Theranostics 2016; 6(8):1145-1159. doi:10.7150/thno.15257

Research Paper

Synthesis and Preclinical Evaluation of Sulfonamido-based [11C-Carbonyl]-Carbamates and Ureas for Imaging Monoacylglycerol Lipase

Lu Wang1*, Wakana Mori2*, Ran Cheng1,3, Joji Yui2, Akiko Hatori2, Longle Ma1, Yiding Zhang2, Benjamin H. Rotstein1, Masayuki Fujinaga2, Yoko Shimoda2, Tomoteru Yamasaki2, Lin Xie2, Yuji Nagai2, Takafumi Minamimoto2, Makoto Higuchi2, Neil Vasdev1, Ming-Rong Zhang2✉, Steven H. Liang1✉

1. Gordon Center of Medical Imaging, Division of Nuclear Medicine and Molecular Imaging, Massachusetts General Hospital & Department of Radiology, Harvard Medical School, Boston, MA, 02114, USA.
2. Molecular Imaging Center, National Institute of Radiological Sciences, Chiba, 263-8555, Japan.
3. School of Pharmaceutical Science and Technology, Tianjin University, Tianjin, 300072, China.
*These authors contributed equally to the work.

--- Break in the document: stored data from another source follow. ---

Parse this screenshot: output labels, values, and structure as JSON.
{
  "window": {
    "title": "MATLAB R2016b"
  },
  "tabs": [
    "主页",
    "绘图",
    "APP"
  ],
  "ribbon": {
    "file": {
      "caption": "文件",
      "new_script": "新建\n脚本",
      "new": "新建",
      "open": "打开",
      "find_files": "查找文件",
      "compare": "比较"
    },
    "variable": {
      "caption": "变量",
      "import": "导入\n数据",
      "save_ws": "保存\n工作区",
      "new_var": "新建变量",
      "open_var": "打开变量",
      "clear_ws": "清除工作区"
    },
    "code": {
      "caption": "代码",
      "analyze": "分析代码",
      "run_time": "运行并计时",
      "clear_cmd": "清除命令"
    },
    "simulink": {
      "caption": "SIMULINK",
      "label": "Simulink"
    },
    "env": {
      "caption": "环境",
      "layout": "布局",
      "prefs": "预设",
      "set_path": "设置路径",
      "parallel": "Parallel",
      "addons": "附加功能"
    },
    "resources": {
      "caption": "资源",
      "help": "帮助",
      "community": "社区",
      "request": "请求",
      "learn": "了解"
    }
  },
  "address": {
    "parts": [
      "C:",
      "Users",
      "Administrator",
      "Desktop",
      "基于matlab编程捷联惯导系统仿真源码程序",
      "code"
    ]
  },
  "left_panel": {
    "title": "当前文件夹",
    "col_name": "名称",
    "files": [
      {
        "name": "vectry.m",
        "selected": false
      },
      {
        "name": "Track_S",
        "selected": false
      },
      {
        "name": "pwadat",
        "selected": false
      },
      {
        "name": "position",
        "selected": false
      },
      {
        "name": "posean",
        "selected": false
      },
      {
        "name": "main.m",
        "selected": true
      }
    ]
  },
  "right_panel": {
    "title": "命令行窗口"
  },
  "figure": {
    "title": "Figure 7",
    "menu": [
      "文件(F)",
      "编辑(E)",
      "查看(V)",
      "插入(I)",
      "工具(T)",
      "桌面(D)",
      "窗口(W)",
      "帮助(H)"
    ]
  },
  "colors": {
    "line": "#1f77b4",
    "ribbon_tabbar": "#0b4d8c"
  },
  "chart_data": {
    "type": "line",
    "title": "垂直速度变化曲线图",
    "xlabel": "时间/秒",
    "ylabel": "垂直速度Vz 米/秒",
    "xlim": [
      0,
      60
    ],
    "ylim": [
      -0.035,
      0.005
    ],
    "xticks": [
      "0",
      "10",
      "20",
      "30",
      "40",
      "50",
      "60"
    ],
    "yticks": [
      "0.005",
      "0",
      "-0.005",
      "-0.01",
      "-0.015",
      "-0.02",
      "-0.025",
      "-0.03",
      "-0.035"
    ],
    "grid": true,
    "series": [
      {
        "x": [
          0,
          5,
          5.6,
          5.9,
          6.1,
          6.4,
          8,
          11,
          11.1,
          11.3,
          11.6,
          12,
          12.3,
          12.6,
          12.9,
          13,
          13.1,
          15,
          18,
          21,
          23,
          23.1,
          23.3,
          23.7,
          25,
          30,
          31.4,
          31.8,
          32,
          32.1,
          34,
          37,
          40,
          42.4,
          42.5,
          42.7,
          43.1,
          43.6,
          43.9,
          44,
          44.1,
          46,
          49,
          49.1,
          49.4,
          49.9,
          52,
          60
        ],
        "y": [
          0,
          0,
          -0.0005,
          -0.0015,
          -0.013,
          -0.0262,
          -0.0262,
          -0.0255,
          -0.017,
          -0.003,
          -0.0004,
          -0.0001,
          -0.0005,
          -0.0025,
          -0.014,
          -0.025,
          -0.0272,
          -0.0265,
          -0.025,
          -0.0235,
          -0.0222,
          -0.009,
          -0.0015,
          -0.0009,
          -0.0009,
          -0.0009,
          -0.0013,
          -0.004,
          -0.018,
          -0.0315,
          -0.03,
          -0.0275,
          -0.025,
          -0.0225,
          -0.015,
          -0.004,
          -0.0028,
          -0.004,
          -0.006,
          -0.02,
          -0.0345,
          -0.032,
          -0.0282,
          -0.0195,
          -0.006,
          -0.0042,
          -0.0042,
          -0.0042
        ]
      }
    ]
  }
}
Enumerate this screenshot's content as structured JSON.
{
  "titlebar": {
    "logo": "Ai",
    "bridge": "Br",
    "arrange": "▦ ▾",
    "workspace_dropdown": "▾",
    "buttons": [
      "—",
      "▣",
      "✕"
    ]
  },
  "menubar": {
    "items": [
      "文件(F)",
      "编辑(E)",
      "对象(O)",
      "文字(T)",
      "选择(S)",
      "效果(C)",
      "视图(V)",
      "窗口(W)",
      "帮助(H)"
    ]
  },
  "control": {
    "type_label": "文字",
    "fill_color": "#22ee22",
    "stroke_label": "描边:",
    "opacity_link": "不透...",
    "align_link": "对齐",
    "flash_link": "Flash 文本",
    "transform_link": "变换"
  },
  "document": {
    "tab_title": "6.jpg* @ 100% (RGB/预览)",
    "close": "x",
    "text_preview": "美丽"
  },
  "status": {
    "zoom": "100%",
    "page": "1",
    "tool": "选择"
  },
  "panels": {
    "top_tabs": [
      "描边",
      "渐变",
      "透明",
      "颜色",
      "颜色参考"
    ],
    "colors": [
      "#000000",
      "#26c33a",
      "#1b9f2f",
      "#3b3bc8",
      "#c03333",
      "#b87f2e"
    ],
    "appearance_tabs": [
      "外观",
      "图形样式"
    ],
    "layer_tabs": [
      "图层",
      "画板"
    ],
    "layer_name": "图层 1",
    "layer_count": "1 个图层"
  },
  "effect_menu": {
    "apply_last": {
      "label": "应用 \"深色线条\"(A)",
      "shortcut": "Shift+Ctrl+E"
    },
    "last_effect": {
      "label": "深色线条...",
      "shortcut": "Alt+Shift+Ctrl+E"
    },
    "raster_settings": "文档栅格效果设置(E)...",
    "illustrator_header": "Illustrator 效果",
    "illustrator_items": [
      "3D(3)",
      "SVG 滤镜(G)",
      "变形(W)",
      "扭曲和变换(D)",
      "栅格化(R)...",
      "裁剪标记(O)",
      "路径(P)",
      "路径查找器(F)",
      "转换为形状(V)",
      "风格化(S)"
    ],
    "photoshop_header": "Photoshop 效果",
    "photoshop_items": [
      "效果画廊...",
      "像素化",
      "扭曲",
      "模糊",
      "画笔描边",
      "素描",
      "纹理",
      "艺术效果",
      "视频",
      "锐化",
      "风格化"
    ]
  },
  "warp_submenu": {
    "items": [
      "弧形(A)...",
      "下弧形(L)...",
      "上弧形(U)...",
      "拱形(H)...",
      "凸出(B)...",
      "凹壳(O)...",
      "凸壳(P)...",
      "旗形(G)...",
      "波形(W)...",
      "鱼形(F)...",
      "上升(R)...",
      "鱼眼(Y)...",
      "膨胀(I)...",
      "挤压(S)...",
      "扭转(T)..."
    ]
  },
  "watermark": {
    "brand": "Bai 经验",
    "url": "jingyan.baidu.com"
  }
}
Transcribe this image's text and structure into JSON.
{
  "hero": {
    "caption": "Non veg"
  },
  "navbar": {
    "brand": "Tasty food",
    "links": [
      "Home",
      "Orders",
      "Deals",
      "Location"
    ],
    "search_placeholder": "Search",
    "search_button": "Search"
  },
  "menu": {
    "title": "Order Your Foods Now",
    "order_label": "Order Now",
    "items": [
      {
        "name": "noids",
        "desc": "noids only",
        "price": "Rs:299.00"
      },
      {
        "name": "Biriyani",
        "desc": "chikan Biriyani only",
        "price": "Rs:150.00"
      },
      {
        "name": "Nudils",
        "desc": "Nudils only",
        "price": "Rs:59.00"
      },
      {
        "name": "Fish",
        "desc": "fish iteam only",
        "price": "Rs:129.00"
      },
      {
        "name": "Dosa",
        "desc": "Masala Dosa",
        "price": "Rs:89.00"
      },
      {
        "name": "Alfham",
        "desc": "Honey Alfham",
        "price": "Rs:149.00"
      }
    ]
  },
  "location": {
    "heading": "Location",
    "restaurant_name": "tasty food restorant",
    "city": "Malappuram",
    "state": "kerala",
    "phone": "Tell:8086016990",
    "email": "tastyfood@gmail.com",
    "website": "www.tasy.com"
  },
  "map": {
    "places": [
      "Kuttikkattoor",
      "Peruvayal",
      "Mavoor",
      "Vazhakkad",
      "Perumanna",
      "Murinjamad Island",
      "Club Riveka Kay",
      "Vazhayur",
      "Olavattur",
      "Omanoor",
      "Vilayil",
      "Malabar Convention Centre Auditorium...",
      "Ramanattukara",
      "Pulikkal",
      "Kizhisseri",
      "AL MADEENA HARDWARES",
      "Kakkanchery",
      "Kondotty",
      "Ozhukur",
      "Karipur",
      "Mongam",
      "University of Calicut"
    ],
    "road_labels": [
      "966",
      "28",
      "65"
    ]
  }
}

This is an open access article distributed under the terms of the Creative Commons Attribution (CC BY-NC) License. See for full terms and conditions.
Wang L, Mori W, Cheng R, Yui J, Hatori A, Ma L, Zhang Y, Rotstein BH, Fujinaga M, Shimoda Y, Yamasaki T, Xie L, Nagai Y, Minamimoto T, Higuchi M, Vasdev N, Zhang MR, Liang SH. Synthesis and Preclinical Evaluation of Sulfonamido-based [11C-Carbonyl]-Carbamates and Ureas for Imaging Monoacylglycerol Lipase. Theranostics 2016; 6(8):1145-1159. doi:10.7150/thno.15257. Available from

File import instruction


Monoacylglycerol lipase (MAGL) is a 33 kDa member of the serine hydrolase superfamily that preferentially degrades 2-arachidonoylglycerol (2-AG) to arachidonic acid in the endocannabinoid system. Inhibition of MAGL is not only of interest for probing the cannabinoid pathway but also as a therapeutic and diagnostic target for neuroinflammation. Limited attempts have been made to image MAGL in vivo and a suitable PET ligand for this target has yet to be identified and is urgently sought to guide small molecule drug development in this pathway. Herein we synthesized and evaluated the physiochemical properties of an array of eleven sulfonamido-based carbamates and ureas with a series of terminal aryl moieties, linkers and leaving groups. The most potent compounds were a novel MAGL inhibitor, N-((1-(1H-1,2,4-triazole-1-carbonyl)piperidin-4-yl) methyl)-4-chlorobenzenesulfonamide (TZPU; IC50 = 35.9 nM), and the known inhibitor 1,1,1,3,3,3-hexafluoropropan-2-yl 4-(((4-chlorophenyl)sulfonamido) methyl)piperidine-1-carboxylate (SAR127303; IC50 = 39.3 nM), which were also shown to be selective for MAGL over fatty acid amide hydrolase (FAAH), and cannabinoid receptors (CB1 & CB2). Both of these compounds were radiolabeled with carbon-11 via [11C]COCl2, followed by comprehensive ex vivo biodistribution and in vivo PET imaging studies in normal rats to determine their brain permeability, specificity, clearance and metabolism. Whereas TZPU did not show adequate specificity to warrant further evaluation, [11C]SAR127303 was advanced for preliminary PET neuroimaging studies in nonhuman primate. The tracer showed good brain permeability (ca. 1 SUV) and heterogeneous regional brain distribution which is consistent with the distribution of MAGL.

Keywords: positron emission tomography, monoacylglycerol lipase, MAGL, carbon-11, nonhuman primate, SAR127303.